Höhenkirchen-Siegertsbrunn - Das Landratsamt bittet nun um erneute Stellungnahme der Gemeinde binnen zwei Monaten. Der vervollständigte Antrag wird laut Wehner derzeit von der Gemeindeverwaltung geprüft, um darüber dann in der Sitzung des Bau- und Liegenschaftsausschusses am 22 April vorberatend und in einer der nächsten Gemeinderatssitzungen beschließend abstimmen zu lassen. Im Anschluss werde der Antrag mit dem Beschluss dann wieder ans Landratsamt zur Prüfung und Entscheidung weitergeleitet.

„Es handelt sich um kleinere, wenige Änderungen“, erläuterte Wehner auf Merkur-Nachfrage. So gebe es zum Beispiel konkretere Aussagen zur artenschutzrechtlichen Prüfung. Relevant sei die Änderung, was die geplante Zuwegung betrifft. Sie soll entgegen der ursprünglichen Planung nicht auf dem bereits bestehenden Wirtschaftsweg verlaufen, der an der Grenze der landwirtschaftlichen Flächen zum Gewerbegebiet Hohenbrunn verläuft, sondern weiter nach Süden rücken. Dass es diese Überlegungen gibt, hatte Bürgermeisterin Mindy Konwitschny (SPD) bereits in der Online-Bürgerversammlung vergangene Woche mitgeteilt. Diese Änderung ist deshalb von Relevanz, weil der Gemeinderat mit Verweis auf eine nicht ausreichende Erschließung im September vergangenen Jahres den Genehmigungsantrag abgelehnt hatte.

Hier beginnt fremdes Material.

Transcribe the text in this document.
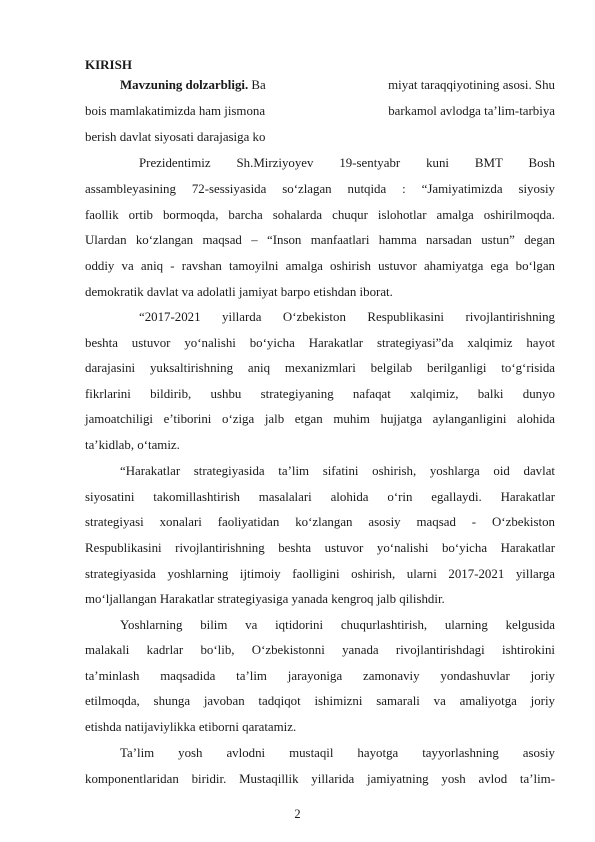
KIRISH
Mavzuning dolzarbligi. Ba	miyat taraqqiyotining asosi. Shu
bois mamlakatimizda ham jismona	barkamol avlodga ta’lim-tarbiya
berish davlat siyosati darajasiga ko
Prezidentimiz Sh.Mirziyoyev 19-sentyabr kuni BMT Bosh
assambleyasining 72-sessiyasida so‘zlagan nutqida : “Jamiyatimizda siyosiy
faollik ortib bormoqda, barcha sohalarda chuqur islohotlar amalga oshirilmoqda.
Ulardan ko‘zlangan maqsad – “Inson manfaatlari hamma narsadan ustun” degan
oddiy va aniq - ravshan tamoyilni amalga oshirish ustuvor ahamiyatga ega bo‘lgan
demokratik davlat va adolatli jamiyat barpo etishdan iborat.
“2017-2021 yillarda O‘zbekiston Respublikasini rivojlantirishning
beshta ustuvor yo‘nalishi bo‘yicha Harakatlar strategiyasi”da xalqimiz hayot
darajasini yuksaltirishning aniq mexanizmlari belgilab berilganligi to‘g‘risida
fikrlarini bildirib, ushbu strategiyaning nafaqat xalqimiz, balki dunyo
jamoatchiligi e’tiborini o‘ziga jalb etgan muhim hujjatga aylanganligini alohida
ta’kidlab, o‘tamiz.
“Harakatlar strategiyasida ta’lim sifatini oshirish, yoshlarga oid davlat
siyosatini takomillashtirish masalalari alohida o‘rin egallaydi. Harakatlar
strategiyasi xonalari faoliyatidan ko‘zlangan asosiy maqsad - O‘zbekiston
Respublikasini rivojlantirishning beshta ustuvor yo‘nalishi bo‘yicha Harakatlar
strategiyasida yoshlarning ijtimoiy faolligini oshirish, ularni 2017-2021 yillarga
mo‘ljallangan Harakatlar strategiyasiga yanada kengroq jalb qilishdir.
Yoshlarning bilim va iqtidorini chuqurlashtirish, ularning kelgusida
malakali kadrlar bo‘lib, O‘zbekistonni yanada rivojlantirishdagi ishtirokini
ta’minlash maqsadida ta’lim jarayoniga zamonaviy yondashuvlar joriy
etilmoqda, shunga javoban tadqiqot ishimizni samarali va amaliyotga joriy
etishda natijaviylikka etiborni qaratamiz.
Ta’lim yosh avlodni mustaqil hayotga tayyorlashning asosiy
komponentlaridan biridir. Mustaqillik yillarida jamiyatning yosh avlod ta’lim-
2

Wie berichtet, gibt es in der Bevölkerung Protest gegen die Kiesabbau-Pläne. Besonders die Anwohner, die im Gewerbegebiet Hohenbrunn wohnen, sind von dem Projekt betroffen. Denn die Kieslaster sollen nur wenige Meter entfernt von ihren Grundstücken vorbeifahren. Der Unternehmer, der auf einem Feld nahe des Muna-Geländes Kies abbauen will, hat sich mittlerweile zur Kritik an seinem Projekt geäußert.